Wallace, from this account, as in other descriptions of her stage work and in the remnants of her film appearances, challenges her audience with a queer turn. Her hair, clothing, voice and posture are decisively wrong, contradicting traditional associations of heterofemininity with softness in appearance and comportment.

Guinness’ description of Wallace’s act makes evident the link between eccentricity and queer performance. The troubling queerness of the eccentric female variety performer offers a subversive commentary on normative gender and sexual roles by destabilizing the semiotic certainties of binary models. Gender and sexuality are closely attended to in these comedy routines depicting onstage caricatures that often contradict or undercut heteronormativity. This places performers like Nellie Wallace in the feminist camp, to borrow Pamela Robertson’s terms, because she confronts and deploys visual stereotypes in her character comedy work. Morwenna Banks and Amanda Swift cite Nellie Wallace as an exemplar of British character comedy:

Although she began her career in music hall, she had none of the inviting sexuality of music hall singers such as Marie Lloyd or Vesta Victoria. She was a thoroughbred clown who started as a clog dancer, was hopeless as a serious actor but excelled in music hall and pantomime. She cultivated an outrageous and outraged stage character – a scrawny hen of a woman who never got her man but never ceased to be infuriated by rejection. (1987: 89)

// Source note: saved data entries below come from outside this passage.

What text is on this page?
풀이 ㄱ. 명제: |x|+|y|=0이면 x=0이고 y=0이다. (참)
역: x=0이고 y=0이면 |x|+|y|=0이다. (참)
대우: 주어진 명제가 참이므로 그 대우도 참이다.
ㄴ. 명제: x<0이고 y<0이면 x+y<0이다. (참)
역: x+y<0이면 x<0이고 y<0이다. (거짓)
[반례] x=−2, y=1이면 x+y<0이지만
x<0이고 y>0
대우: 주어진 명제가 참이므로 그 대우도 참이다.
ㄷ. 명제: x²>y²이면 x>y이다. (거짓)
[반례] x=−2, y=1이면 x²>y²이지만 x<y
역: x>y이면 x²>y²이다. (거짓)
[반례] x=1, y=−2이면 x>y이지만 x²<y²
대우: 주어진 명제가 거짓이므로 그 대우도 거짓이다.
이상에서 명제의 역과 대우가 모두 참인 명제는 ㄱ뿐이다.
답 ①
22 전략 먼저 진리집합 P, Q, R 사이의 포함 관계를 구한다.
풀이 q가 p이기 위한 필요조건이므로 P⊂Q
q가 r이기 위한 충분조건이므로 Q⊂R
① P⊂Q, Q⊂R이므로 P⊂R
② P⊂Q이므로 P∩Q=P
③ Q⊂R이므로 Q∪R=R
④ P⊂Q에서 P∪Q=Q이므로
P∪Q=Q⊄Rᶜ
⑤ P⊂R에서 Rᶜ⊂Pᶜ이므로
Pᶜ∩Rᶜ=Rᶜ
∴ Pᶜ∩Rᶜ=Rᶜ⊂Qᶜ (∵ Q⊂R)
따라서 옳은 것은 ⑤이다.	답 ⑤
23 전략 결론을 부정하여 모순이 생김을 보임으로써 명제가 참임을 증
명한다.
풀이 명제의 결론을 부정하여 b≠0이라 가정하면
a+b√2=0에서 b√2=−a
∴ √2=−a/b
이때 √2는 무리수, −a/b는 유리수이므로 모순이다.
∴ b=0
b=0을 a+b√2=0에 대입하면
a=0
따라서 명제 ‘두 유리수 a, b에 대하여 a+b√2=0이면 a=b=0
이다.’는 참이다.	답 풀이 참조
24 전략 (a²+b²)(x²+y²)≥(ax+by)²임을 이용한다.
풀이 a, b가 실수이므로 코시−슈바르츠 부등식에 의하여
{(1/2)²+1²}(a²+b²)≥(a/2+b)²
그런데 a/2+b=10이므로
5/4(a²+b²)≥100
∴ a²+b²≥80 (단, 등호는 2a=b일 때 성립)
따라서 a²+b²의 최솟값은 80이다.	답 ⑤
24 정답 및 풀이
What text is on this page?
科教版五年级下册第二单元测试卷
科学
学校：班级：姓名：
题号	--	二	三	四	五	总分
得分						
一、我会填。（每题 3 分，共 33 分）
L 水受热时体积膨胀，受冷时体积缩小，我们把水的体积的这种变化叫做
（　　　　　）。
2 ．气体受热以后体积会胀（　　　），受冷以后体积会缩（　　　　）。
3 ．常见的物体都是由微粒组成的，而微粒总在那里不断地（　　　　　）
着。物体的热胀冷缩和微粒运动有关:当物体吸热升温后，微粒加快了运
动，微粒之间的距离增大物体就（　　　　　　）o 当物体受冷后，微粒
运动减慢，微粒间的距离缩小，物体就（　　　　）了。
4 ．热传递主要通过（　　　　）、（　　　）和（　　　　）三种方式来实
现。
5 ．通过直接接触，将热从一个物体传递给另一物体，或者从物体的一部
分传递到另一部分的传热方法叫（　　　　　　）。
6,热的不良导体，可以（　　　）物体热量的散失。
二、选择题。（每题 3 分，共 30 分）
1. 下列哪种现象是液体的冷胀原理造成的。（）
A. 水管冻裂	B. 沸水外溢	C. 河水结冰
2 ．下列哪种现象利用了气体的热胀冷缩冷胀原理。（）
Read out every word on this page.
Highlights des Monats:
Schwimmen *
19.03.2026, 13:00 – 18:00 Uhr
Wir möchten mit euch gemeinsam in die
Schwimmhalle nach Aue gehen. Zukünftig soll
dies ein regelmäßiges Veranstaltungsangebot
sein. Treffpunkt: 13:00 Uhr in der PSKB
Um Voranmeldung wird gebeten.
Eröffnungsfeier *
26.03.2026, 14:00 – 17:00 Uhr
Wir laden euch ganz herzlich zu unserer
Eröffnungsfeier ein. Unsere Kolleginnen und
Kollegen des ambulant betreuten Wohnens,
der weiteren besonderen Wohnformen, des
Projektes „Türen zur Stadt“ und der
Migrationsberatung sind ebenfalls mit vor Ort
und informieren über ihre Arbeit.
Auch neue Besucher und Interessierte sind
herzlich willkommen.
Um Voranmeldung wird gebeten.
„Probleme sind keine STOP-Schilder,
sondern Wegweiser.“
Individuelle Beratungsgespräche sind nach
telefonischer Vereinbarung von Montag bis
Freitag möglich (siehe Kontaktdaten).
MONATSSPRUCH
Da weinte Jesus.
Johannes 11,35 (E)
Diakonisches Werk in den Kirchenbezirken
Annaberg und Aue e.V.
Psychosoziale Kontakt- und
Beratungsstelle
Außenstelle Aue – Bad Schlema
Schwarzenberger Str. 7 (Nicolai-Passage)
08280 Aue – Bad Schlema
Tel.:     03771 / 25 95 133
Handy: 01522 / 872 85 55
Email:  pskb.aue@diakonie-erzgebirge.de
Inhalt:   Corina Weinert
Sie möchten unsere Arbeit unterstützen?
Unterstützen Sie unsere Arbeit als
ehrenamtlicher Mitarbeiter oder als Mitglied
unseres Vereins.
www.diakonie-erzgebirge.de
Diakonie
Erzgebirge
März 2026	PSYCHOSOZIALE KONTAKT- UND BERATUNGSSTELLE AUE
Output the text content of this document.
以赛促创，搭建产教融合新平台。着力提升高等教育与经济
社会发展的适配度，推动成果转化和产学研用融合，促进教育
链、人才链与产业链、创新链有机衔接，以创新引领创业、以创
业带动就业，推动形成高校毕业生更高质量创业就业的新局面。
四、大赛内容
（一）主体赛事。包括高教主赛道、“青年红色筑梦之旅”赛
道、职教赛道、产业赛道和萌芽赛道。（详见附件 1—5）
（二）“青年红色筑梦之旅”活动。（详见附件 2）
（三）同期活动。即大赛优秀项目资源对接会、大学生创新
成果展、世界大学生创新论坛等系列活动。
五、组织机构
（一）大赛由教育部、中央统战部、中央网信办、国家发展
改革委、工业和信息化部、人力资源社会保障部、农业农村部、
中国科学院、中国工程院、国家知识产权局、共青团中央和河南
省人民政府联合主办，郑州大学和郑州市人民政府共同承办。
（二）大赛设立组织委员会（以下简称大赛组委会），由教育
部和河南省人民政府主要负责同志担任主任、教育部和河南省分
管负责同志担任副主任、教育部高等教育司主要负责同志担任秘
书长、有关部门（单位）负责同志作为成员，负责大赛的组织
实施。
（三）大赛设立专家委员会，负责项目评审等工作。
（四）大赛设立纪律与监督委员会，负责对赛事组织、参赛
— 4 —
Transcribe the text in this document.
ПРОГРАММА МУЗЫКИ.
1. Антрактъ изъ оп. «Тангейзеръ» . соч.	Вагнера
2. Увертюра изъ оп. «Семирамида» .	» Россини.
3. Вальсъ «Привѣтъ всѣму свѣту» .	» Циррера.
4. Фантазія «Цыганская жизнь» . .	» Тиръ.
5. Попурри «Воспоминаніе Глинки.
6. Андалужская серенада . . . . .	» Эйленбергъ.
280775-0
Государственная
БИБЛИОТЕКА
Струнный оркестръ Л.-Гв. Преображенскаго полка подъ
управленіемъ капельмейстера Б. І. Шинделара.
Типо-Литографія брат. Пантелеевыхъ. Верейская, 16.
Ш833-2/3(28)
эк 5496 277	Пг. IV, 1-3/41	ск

Performers such as Nellie Wallace, Beatrice Lillie and Beryl Reid followed the character comedy tradition from music hall and variety, refusing heteronormative femininity (Medhurst 2007: 179–80). Their onstage personae were not pretty, quiet or modest; from her early career Reid asserted that she ‘didn’t try to make up to look pretty; I made up badly, on purpose’ (1984: 14). While such comedy may foster stereotypical and pejorative roles for women, such as Wallace’s angry spinster, they also offer a queer commentary on normative heterofemininity.

A queer career

During her career Beryl Reid developed a number of comedy character roles that she employed in variety, revue, pantomime, and her radio and television work, such as gawky, breathless schoolgirl Monica and the beatnik Birmingham dance hall queen Marlene, who sported a range of outrageous earrings. These personae carried her through to prime-time radio on Educating Archie (1950-1958), a hit show on the BBC’s Light Programme (the predecessor of BBC Radio 2) in the 1950s. By the 1950s Reid had found her forte in intimate revue in the West End. While variety consisted of an assortment of separate acts, revue was a directed programme of performers who worked with each other in sketches, musical numbers or short plays based around a topical theme. Alongside her theatre roles Reid worked on television variety and sketch shows, such as The Benny Hill Show (1955–1968) and The Ted Ray Show (1955–1959). Television and radio work also led to guest appearances on panel shows and chat shows, such as Call My Bluff (1965–1988) and Tea with Noele Gordon (1956). After her small part in George Formby’s Spare a Copper Reid continued her character comedy work in film too, including The Dock Brief (Hill, 1962), Star! (Wise, 1968) and Inspector Clouseau (Yorkin, 1968). She camps it up in The Belles of St Trinians (Launder, 1954) as Miss Wilson, a butch maths and chemistry teacher who wears a monocle and tweed plus-fours, plays golf and helps the girls to produce quantities of gin in the school lab.